The massive Midwest brokerage Howard Hanna Real Estate is set to acquire Rochester, New York-based Nothnagle Realtors on Friday.
The acquisition of Nothnagle Realtors’ 770 agents and 32 offices gives the large Pittsburgh-based firm a stronger foothold in New York state, where it now has just three offices and 80 agents. In 2014, Nothnagle Realtors did $1.4 billion in sales volume and 9,568 units.
When the deal closes, Howard Hanna, which did $9.3 billion on 47,753 sides in 2014, will have over 7,300 agents and employees in 205 offices in eight states: Pennsylvania, Ohio, New York, Virginia, Michigan, West Virginia, North Carolina and Maryland.
The current leadership of Nothnagle Realtors, including current President and CEO Armand D’Alfonso and Vice President of Sales Jay Teresi, are staying on board and will help run the firm as execs within Howard Hanna, Howard “Hoby” Hanna, president of Howard Hanna’s Midwest region, told Inman.
As it did with William E. Wood and Associates, Realtors, a 700-agent firm the brokerage acquired in January 2014, Howard Hanna will continue to operate Nothnagle Realtors as a separate brand.
By building out its presence in New York state, Hanna said his firm has its sights set on eventually expanding into New York City, but that it will start with building out its presence in Buffalo, given Nothnagle Realtors’ strength in the western half of the state.
In 2012, Nothnagle Realtors publicly pulled its listings from Zillow and Trulia, citing the inaccuracy of the portals’ listings databases and their practices of showing ads from competing agents on its listings as reasons.
Howard Hanna has a syndication strategy that could be considered the opposite: With a philosophy of “our listings, our leads,” Howard Hanna pays to enhance all of its listings on Zillow and realtor.com.
Even though Nothnagle Realtors will be coming into Howard Hanna’s fold later this week, its current syndication strategy won’t change, Hanna said.
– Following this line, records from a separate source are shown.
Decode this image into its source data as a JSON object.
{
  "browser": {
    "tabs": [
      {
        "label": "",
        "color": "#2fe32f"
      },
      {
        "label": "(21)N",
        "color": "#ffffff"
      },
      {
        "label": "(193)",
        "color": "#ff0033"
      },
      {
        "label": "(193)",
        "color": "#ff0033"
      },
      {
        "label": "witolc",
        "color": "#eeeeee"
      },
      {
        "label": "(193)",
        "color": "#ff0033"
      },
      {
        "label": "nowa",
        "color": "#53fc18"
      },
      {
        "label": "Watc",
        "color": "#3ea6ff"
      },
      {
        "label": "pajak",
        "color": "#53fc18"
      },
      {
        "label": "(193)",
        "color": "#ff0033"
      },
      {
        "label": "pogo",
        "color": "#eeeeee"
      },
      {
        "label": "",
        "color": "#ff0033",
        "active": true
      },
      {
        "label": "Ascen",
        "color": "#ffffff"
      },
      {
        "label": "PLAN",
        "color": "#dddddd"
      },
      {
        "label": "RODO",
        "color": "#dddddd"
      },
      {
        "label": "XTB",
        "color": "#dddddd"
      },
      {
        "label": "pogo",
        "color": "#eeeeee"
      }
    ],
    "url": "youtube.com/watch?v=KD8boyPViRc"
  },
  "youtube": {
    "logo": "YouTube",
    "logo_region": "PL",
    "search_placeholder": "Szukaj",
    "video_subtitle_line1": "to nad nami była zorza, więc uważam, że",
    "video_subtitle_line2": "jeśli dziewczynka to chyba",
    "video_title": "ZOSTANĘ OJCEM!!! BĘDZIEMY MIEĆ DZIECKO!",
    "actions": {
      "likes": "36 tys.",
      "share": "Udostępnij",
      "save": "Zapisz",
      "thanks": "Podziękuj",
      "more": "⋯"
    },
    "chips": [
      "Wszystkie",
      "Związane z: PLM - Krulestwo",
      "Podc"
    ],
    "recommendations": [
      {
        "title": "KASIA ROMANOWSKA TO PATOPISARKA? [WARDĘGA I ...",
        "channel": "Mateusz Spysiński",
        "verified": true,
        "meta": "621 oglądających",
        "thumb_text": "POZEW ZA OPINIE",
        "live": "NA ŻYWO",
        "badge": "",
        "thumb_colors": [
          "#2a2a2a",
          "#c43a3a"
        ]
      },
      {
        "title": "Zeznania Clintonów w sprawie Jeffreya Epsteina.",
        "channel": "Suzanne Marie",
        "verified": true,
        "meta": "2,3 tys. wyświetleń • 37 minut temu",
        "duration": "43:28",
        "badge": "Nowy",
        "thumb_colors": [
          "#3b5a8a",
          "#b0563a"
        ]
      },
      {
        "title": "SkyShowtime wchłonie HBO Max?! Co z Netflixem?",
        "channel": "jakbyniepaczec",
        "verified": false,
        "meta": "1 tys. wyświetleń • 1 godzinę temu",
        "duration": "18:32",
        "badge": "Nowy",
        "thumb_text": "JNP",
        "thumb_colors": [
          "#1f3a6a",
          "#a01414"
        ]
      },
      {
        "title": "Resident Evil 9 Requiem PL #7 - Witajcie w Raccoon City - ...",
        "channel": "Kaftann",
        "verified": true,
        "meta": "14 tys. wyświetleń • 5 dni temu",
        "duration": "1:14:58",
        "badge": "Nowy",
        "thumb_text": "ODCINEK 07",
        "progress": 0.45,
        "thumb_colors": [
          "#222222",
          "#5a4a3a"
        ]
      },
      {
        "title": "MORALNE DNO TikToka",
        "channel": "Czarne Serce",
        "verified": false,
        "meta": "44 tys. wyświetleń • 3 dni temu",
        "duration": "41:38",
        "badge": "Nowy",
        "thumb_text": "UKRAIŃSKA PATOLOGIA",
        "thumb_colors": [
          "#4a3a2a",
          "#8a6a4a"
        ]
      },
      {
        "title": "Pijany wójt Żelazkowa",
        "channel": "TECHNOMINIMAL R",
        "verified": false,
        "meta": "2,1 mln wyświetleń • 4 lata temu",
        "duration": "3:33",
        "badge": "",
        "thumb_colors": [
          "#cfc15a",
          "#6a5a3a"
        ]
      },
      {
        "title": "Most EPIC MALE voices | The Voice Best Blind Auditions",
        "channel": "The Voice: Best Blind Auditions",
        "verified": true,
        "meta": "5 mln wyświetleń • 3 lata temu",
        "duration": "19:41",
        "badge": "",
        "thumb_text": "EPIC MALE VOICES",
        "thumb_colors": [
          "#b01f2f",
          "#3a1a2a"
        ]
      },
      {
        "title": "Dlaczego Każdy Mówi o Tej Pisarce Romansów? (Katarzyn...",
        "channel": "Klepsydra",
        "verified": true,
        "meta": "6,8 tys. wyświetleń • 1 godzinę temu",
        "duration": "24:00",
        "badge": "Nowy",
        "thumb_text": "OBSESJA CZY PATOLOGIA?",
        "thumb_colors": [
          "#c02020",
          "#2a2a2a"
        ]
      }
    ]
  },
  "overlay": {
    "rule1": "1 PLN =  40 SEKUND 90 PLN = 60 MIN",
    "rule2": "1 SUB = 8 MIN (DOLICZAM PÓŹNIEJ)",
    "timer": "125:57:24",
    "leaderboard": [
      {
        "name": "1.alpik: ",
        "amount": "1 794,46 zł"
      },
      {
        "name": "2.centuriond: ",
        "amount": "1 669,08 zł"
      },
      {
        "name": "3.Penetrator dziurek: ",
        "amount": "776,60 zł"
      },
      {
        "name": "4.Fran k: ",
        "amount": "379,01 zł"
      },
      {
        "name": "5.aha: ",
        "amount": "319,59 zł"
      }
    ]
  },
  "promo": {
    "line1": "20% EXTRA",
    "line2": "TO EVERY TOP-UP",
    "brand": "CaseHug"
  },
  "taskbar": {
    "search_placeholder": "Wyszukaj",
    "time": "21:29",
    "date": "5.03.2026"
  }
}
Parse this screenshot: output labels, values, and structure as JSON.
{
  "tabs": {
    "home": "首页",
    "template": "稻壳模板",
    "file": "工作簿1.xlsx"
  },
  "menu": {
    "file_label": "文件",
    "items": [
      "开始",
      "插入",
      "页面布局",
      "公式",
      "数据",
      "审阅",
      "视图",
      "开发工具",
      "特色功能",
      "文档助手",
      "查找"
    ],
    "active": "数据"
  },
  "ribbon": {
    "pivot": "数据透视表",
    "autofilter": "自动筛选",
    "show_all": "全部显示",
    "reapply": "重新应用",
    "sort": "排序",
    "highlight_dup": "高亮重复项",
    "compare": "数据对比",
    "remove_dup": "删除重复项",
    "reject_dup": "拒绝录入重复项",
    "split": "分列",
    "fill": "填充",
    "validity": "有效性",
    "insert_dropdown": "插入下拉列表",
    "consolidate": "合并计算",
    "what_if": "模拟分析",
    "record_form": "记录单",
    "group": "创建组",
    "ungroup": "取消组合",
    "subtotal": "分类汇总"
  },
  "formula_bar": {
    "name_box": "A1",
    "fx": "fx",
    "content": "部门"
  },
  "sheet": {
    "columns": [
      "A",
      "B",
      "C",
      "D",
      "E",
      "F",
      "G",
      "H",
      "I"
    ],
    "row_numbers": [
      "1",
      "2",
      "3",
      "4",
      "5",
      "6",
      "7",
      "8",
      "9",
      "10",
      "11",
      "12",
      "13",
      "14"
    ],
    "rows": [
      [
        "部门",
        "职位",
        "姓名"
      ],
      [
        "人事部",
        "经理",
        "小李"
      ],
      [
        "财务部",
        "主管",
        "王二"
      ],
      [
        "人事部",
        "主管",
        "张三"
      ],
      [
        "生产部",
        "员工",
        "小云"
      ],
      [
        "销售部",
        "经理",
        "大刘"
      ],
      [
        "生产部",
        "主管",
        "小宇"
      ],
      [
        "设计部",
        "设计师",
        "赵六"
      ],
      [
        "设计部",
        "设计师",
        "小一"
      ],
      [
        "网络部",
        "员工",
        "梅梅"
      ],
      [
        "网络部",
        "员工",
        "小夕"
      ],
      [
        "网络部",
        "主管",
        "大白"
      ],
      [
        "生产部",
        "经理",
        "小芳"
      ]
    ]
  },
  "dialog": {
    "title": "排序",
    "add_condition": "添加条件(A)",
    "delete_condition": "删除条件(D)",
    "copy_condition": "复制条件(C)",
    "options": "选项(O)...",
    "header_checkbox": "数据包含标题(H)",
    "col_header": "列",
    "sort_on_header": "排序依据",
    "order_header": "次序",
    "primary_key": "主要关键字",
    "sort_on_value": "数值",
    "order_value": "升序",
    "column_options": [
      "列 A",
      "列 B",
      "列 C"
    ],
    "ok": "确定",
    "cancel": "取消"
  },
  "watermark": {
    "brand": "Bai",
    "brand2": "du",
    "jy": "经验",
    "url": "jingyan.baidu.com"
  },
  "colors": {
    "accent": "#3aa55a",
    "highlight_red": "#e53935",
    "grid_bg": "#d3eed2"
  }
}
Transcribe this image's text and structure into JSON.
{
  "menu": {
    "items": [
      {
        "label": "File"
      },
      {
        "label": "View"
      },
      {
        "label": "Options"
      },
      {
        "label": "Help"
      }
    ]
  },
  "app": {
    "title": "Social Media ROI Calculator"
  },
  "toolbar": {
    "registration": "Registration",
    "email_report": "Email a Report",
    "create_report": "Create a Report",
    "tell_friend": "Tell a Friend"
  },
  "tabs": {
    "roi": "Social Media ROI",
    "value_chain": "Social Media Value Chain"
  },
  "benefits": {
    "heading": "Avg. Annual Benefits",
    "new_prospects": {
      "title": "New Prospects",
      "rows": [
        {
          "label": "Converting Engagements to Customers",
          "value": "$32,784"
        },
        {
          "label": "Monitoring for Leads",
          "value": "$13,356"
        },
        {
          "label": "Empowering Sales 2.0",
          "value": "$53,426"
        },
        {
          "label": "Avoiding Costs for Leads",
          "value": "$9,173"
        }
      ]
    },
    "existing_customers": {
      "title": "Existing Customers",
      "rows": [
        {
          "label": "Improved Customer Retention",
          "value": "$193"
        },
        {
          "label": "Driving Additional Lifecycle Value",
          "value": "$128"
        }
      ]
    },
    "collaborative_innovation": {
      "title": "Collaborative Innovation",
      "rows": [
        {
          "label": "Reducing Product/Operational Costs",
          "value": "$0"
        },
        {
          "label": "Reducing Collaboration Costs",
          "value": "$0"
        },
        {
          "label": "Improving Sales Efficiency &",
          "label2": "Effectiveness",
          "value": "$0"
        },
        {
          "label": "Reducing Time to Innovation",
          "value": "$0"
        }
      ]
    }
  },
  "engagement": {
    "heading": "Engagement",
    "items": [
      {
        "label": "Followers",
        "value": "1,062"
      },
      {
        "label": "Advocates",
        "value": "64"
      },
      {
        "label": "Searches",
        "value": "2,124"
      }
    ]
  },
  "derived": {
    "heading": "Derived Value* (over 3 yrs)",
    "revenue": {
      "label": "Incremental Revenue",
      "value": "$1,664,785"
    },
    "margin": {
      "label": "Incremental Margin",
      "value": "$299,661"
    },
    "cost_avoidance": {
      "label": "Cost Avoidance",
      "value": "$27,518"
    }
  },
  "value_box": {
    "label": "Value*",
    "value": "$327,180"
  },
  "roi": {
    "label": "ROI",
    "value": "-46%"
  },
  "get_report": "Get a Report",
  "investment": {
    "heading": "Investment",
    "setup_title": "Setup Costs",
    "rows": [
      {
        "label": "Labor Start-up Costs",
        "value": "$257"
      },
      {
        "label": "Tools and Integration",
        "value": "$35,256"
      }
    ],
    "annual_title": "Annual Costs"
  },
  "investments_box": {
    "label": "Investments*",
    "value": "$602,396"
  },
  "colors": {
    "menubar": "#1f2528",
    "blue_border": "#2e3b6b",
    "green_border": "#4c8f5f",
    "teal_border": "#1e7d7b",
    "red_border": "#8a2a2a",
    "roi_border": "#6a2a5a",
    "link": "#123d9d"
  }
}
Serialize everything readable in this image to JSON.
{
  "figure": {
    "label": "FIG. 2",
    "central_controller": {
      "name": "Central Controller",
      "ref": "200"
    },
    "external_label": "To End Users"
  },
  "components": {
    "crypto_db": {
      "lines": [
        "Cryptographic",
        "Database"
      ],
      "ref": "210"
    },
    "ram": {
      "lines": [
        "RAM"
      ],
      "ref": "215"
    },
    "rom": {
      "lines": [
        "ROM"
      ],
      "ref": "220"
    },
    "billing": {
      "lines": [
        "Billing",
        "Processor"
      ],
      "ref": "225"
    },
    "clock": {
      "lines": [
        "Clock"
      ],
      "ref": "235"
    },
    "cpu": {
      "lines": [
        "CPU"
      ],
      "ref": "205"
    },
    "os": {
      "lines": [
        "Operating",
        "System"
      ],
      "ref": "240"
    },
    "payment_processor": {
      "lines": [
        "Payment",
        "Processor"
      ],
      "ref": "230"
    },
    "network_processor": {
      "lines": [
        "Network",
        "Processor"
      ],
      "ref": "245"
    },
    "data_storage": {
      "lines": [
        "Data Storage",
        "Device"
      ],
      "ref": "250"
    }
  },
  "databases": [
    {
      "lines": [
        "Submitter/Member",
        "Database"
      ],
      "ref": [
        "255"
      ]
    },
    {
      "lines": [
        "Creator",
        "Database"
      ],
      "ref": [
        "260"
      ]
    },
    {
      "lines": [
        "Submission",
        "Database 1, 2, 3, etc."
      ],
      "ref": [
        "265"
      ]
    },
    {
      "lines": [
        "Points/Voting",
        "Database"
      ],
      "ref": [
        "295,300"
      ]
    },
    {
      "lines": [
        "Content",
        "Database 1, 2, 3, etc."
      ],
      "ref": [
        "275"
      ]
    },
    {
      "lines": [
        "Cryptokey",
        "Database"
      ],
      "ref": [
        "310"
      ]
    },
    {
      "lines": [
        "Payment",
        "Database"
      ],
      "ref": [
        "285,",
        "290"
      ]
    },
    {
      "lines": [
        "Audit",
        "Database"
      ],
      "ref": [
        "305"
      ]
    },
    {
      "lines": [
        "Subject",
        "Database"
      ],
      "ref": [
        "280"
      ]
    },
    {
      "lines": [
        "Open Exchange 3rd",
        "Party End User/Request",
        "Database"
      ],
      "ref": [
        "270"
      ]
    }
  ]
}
Instead, the firm will use Nothnagle Realtors as a syndication testing ground, a counterbalance to its own strategy.
It’s an opportunity to measure if its stance is smart, dumb or could use a tweak, given the rapidly changing online real estate space, Hanna said.
Howard Hanna has been on an upward trajectory recently.
In addition to the recent acquisition of William E. Wood, which brought the firm into Virginia and North Carolina, it entered Michigan in 2012 with the acquisition of a 200-agent regional firm. In November, it acquired the lead management tech platform One Cavo to streamline its online lead process and up its conversion rate.